For brines obtained from solution mining of trona, the process may include, after extracting at least a portion of the brine to the surface, at least one of the following steps:
The present invention further relates to a sodium-based product obtained by the manufacturing process according to the present invention, said product being selected from the group consisting of sodium sesquicarbonate, sodium carbonate monohydrate, sodium carbonate decahydrate, sodium carbonate heptahydrate, anhydrous sodium carbonate, sodium bicarbonate, sodium sulfite, sodium bisulfite, sodium hydroxide, and other derivatives.
It should be understood that any description, even though described in relation to a specific embodiment or drawing, is applicable to and interchangeable with other embodiments of the present invention.
The discussion of a reference in the Background is not an admission that it is prior art to the present invention, especially any reference that may have a publication date after the priority date of this application.
Numeric ranges recited herein are inclusive of the numbers defining the range and include and are supportive of each integer within the defined range.
The section headings used herein are for organizational purposes only and are not to be construed as limiting the subject matter described.

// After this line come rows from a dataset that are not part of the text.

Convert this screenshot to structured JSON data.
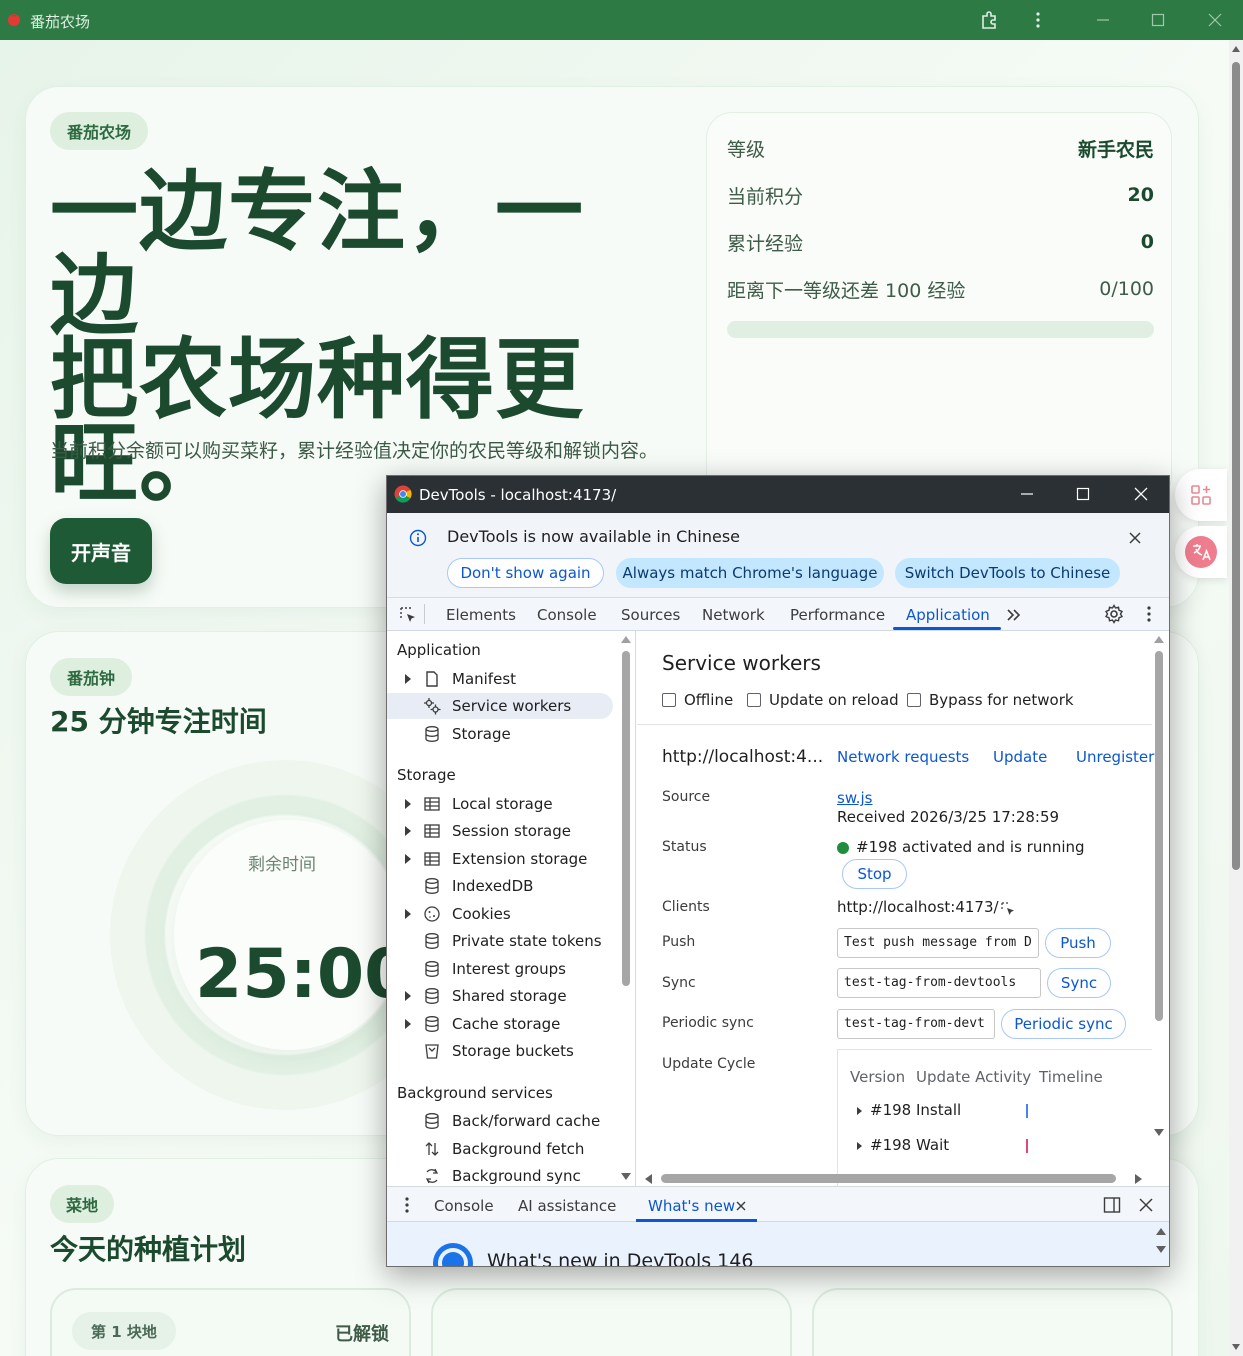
{
  "app": {
    "title": "番茄农场"
  },
  "hero": {
    "badge": "番茄农场",
    "headline_line1": "一边专注，一边",
    "headline_line2": "把农场种得更",
    "headline_line3": "旺。",
    "description": "当前积分余额可以购买菜籽，累计经验值决定你的农民等级和解锁内容。",
    "sound_button": "开声音"
  },
  "stats": {
    "level_label": "等级",
    "level_value": "新手农民",
    "points_label": "当前积分",
    "points_value": "20",
    "exp_label": "累计经验",
    "exp_value": "0",
    "next_label": "距离下一等级还差 100 经验",
    "next_value": "0/100",
    "progress_fraction": 0
  },
  "timer": {
    "badge": "番茄钟",
    "title": "25 分钟专注时间",
    "remaining_label": "剩余时间",
    "remaining_value": "25:00"
  },
  "garden": {
    "badge": "菜地",
    "title": "今天的种植计划",
    "plots": [
      {
        "name": "第 1 块地",
        "status": "已解锁"
      }
    ]
  },
  "devtools": {
    "window_title": "DevTools - localhost:4173/",
    "infobar": {
      "message": "DevTools is now available in Chinese",
      "btn_dont_show": "Don't show again",
      "btn_match": "Always match Chrome's language",
      "btn_switch": "Switch DevTools to Chinese"
    },
    "tabs": [
      "Elements",
      "Console",
      "Sources",
      "Network",
      "Performance",
      "Application"
    ],
    "active_tab": "Application",
    "sidebar": {
      "sections": [
        {
          "title": "Application",
          "items": [
            "Manifest",
            "Service workers",
            "Storage"
          ]
        },
        {
          "title": "Storage",
          "items": [
            "Local storage",
            "Session storage",
            "Extension storage",
            "IndexedDB",
            "Cookies",
            "Private state tokens",
            "Interest groups",
            "Shared storage",
            "Cache storage",
            "Storage buckets"
          ]
        },
        {
          "title": "Background services",
          "items": [
            "Back/forward cache",
            "Background fetch",
            "Background sync"
          ]
        }
      ],
      "selected": "Service workers"
    },
    "service_workers": {
      "title": "Service workers",
      "offline": "Offline",
      "update_on_reload": "Update on reload",
      "bypass": "Bypass for network",
      "origin": "http://localhost:4...",
      "link_network": "Network requests",
      "link_update": "Update",
      "link_unregister": "Unregister",
      "source_label": "Source",
      "source_file": "sw.js",
      "received": "Received 2026/3/25 17:28:59",
      "status_label": "Status",
      "status_value": "#198 activated and is running",
      "status_color": "#1e8e3e",
      "stop_btn": "Stop",
      "clients_label": "Clients",
      "clients_value": "http://localhost:4173/",
      "push_label": "Push",
      "push_value": "Test push message from D",
      "push_btn": "Push",
      "sync_label": "Sync",
      "sync_value": "test-tag-from-devtools",
      "sync_btn": "Sync",
      "periodic_label": "Periodic sync",
      "periodic_value": "test-tag-from-devt",
      "periodic_btn": "Periodic sync",
      "cycle_label": "Update Cycle",
      "cycle_cols": [
        "Version",
        "Update Activity",
        "Timeline"
      ],
      "cycle_rows": [
        {
          "version": "#198",
          "activity": "Install"
        },
        {
          "version": "#198",
          "activity": "Wait"
        }
      ]
    },
    "drawer": {
      "tabs": [
        "Console",
        "AI assistance",
        "What's new"
      ],
      "active": "What's new",
      "whats_new_title": "What's new in DevTools 146"
    }
  }
}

All documents, or portions of documents, cited in this application, including but not limited to patents, patent applications, articles, books, and treatises, are hereby expressly incorporated by reference in their entirety for any purpose, to the extent that they provide exemplary, procedural or other details supplementary to those set forth herein.

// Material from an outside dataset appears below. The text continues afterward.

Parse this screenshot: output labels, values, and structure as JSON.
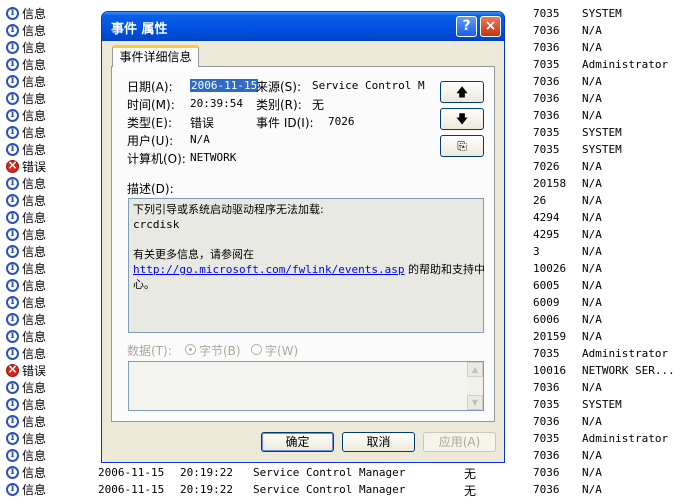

Should the disclosure of any of the patents, patent applications, and publications that are incorporated herein by reference conflict with the present specification to the extent that it might render a term unclear, the present specification shall take precedence.

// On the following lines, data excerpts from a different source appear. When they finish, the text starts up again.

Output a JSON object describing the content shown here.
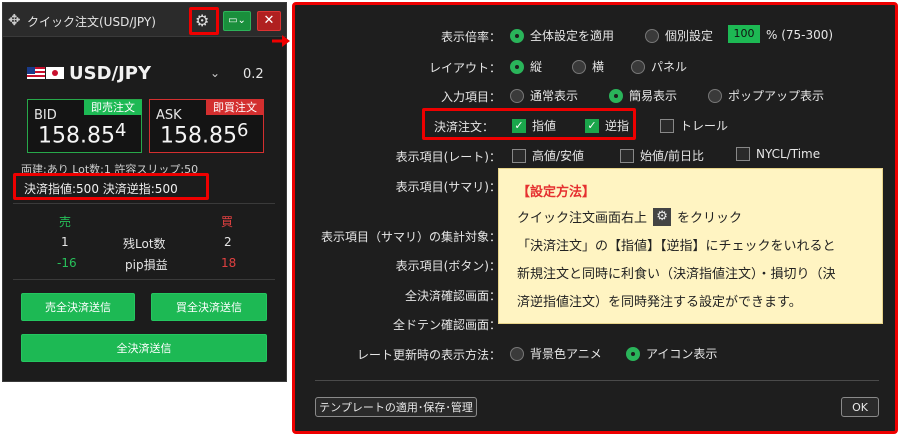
{
  "quick_order": {
    "title": "クイック注文(USD/JPY)",
    "pair": "USD/JPY",
    "lot": "0.2",
    "bid": {
      "label": "BID",
      "tag": "即売注文",
      "price_main": "158.85",
      "price_sup": "4"
    },
    "ask": {
      "label": "ASK",
      "tag": "即買注文",
      "price_main": "158.85",
      "price_sup": "6"
    },
    "info_line": "両建:あり Lot数:1 許容スリップ:50",
    "settle_info": "決済指値:500 決済逆指:500",
    "table": {
      "sell_label": "売",
      "buy_label": "買",
      "rows": [
        {
          "left": "1",
          "label": "残Lot数",
          "right": "2"
        },
        {
          "left": "-16",
          "label": "pip損益",
          "right": "18"
        }
      ]
    },
    "buttons": {
      "sell_all": "売全決済送信",
      "buy_all": "買全決済送信",
      "all": "全決済送信"
    }
  },
  "settings": {
    "display_ratio": {
      "label": "表示倍率：",
      "opt1": "全体設定を適用",
      "opt2": "個別設定",
      "value": "100",
      "range": "% (75-300)"
    },
    "layout": {
      "label": "レイアウト：",
      "opts": [
        "縦",
        "横",
        "パネル"
      ]
    },
    "input": {
      "label": "入力項目：",
      "opts": [
        "通常表示",
        "簡易表示",
        "ポップアップ表示"
      ]
    },
    "settle": {
      "label": "決済注文：",
      "opts": [
        "指値",
        "逆指",
        "トレール"
      ]
    },
    "rate": {
      "label": "表示項目(レート)：",
      "opts": [
        "高値/安値",
        "始値/前日比",
        "NYCL/Time"
      ]
    },
    "summary_label": "表示項目(サマリ)：",
    "summary_target_label": "表示項目（サマリ）の集計対象：",
    "button_label": "表示項目(ボタン)：",
    "confirm_all_label": "全決済確認画面：",
    "confirm_doten_label": "全ドテン確認画面：",
    "refresh": {
      "label": "レート更新時の表示方法：",
      "opts": [
        "背景色アニメ",
        "アイコン表示"
      ]
    },
    "template_button": "テンプレートの適用･保存･管理",
    "ok_button": "OK"
  },
  "note": {
    "heading": "【設定方法】",
    "line1a": "クイック注文画面右上",
    "line1b": "をクリック",
    "line2": "「決済注文」の【指値】【逆指】にチェックをいれると",
    "line3": "新規注文と同時に利食い（決済指値注文）・損切り（決",
    "line4": "済逆指値注文）を同時発注する設定ができます。"
  },
  "colors": {
    "accent_green": "#1db954",
    "highlight_red": "#e00000",
    "bid_green": "#27a84a",
    "ask_red": "#d32f2f",
    "note_bg": "#fff4c2"
  }
}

While preferred embodiments of this invention have been shown and described, modifications thereof can be made by one skilled in the art without departing from the spirit or teaching of this invention. The embodiments described herein are exemplary only and are not limiting. Many variations and modifications of systems and methods are possible and are within the scope of the invention.
Each and every claim is incorporated into the specification as an embodiment of the present invention. Thus, the claims are a further description and are an addition to the preferred embodiments of the present invention.
Accordingly, the scope of protection is not limited by the description set out above, but is only limited by the claims which follow, that scope including all equivalents of the subject matter of the claims.
This application claims the priority benefit to U.S. provisional application No. 61/919,868 filed Dec. 23, 2013, this application being incorporated herein by reference in its entirety for all purposes.